MINNEAPOLIS — Undergraduates at the University of Minnesota are helping graduating middle school students document their uniqueness and desires for social change.
Northeast Middle School eighth grade students created digital stories that highlight their identities through the Minnesota Youth Story Squad program, Minnesota Daily reported . Stories detailed living with diabetes, dealing with negative body-image and being Native American. Students presented the pieces at their graduation ceremony June 7.
The program is funded by university faculty members and aims to inspire students to pursue social justice and positively impact their communities. The initiative began two years ago, but it first came to Northeast during the 2017-2018 school year.
"We target middle schoolers particularly because there are so few programs for (them) and young teens," said Jigna Desai, program co-founder and a professor of Gender, Women and Sexuality Studies and Asian American Studies. "They have a lot to say. . Middle school youth never have an opportunity to share what they know."
Many of the students come from low-income households and are minorities, Desai said.

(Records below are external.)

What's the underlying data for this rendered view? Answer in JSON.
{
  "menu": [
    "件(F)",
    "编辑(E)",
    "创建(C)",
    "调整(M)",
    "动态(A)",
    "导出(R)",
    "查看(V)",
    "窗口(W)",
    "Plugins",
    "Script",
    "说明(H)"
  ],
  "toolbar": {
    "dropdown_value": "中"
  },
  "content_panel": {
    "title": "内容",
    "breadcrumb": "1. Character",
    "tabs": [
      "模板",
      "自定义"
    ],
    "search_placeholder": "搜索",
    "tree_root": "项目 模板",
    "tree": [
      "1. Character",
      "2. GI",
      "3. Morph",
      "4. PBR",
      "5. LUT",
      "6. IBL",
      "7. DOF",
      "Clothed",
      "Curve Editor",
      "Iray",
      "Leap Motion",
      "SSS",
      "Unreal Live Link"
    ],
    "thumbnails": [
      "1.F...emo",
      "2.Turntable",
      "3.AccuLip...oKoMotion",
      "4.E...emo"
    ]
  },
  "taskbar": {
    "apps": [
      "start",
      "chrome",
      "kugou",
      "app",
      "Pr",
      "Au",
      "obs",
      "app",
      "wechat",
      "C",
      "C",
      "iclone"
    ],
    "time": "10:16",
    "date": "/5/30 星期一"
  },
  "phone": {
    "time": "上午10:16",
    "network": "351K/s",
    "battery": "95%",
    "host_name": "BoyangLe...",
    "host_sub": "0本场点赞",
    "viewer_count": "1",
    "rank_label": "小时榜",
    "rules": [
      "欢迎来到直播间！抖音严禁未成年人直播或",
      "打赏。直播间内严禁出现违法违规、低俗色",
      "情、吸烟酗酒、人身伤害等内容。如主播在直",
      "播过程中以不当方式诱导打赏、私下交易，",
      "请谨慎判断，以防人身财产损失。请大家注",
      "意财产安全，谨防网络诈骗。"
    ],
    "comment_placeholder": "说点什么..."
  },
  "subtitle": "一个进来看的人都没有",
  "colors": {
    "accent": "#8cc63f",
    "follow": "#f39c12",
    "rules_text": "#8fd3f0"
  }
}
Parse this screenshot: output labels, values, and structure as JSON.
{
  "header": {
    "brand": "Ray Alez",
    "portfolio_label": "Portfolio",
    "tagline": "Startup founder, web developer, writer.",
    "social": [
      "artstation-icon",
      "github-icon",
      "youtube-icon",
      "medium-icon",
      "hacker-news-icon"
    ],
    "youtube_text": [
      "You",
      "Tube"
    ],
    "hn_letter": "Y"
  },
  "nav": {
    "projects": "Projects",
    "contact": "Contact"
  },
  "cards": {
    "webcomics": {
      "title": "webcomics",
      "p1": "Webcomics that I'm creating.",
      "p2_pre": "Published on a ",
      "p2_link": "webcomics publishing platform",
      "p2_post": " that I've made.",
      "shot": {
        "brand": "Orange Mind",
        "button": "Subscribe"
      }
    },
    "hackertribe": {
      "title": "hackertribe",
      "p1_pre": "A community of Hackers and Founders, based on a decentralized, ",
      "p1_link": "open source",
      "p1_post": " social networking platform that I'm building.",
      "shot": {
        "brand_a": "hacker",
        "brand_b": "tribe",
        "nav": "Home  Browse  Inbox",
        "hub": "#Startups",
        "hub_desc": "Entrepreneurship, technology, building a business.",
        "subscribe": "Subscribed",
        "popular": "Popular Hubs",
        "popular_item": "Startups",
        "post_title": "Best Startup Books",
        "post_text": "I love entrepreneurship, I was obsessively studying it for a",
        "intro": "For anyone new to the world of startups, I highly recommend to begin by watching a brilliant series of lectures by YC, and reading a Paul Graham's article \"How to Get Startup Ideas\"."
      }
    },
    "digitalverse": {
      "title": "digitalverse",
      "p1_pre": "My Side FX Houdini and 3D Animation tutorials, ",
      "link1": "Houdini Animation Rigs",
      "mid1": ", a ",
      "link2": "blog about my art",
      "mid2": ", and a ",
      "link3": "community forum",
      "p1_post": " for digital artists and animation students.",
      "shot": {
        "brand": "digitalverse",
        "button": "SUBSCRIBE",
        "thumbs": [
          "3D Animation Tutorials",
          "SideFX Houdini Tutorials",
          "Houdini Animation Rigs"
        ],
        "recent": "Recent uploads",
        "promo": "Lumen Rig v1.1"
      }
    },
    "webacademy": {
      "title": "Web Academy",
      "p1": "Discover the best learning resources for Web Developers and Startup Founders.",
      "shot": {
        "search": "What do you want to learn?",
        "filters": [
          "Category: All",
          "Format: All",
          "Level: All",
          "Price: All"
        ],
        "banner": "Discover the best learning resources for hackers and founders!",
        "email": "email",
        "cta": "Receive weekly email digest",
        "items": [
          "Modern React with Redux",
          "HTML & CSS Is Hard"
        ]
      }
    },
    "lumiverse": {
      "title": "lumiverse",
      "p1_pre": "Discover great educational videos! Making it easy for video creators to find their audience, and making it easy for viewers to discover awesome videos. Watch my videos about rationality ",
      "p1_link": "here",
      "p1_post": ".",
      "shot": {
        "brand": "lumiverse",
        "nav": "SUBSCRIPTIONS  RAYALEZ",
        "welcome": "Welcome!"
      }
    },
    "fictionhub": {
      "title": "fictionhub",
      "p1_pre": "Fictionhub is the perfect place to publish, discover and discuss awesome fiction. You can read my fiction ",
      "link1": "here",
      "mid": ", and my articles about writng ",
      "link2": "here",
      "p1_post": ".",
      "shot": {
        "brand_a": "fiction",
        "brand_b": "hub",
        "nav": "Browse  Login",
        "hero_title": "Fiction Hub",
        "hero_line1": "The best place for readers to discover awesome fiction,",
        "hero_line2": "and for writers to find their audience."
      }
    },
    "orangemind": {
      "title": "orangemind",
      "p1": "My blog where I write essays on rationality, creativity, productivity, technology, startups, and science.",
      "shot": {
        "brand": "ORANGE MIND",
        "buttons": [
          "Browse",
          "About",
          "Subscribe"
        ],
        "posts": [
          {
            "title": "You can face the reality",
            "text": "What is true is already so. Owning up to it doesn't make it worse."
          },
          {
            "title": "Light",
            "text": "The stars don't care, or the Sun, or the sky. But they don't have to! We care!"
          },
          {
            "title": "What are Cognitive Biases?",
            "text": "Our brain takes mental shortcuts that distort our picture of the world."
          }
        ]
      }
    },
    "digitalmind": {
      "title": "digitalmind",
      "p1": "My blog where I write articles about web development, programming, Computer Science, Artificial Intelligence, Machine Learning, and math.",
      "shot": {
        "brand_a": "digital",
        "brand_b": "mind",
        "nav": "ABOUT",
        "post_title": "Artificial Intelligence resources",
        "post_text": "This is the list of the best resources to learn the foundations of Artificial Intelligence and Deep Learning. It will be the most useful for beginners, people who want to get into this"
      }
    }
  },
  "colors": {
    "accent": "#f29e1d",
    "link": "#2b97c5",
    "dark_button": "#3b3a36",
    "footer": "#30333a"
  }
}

University students visited the school weekly to mentor students and share their own stories in the hopes of encouraging the middle school students to open up about their experiences.
"It's not just about the youth, but it's about creating larger structural or institutional change," Desai said.
Desai said communication is important part of a teenager's success and the program tries to get students ready for high school and college.
"We think it's really important that their stories are heard and that there's an impact in the process of listening to others' stories too because it makes you look at your . community differently," she said.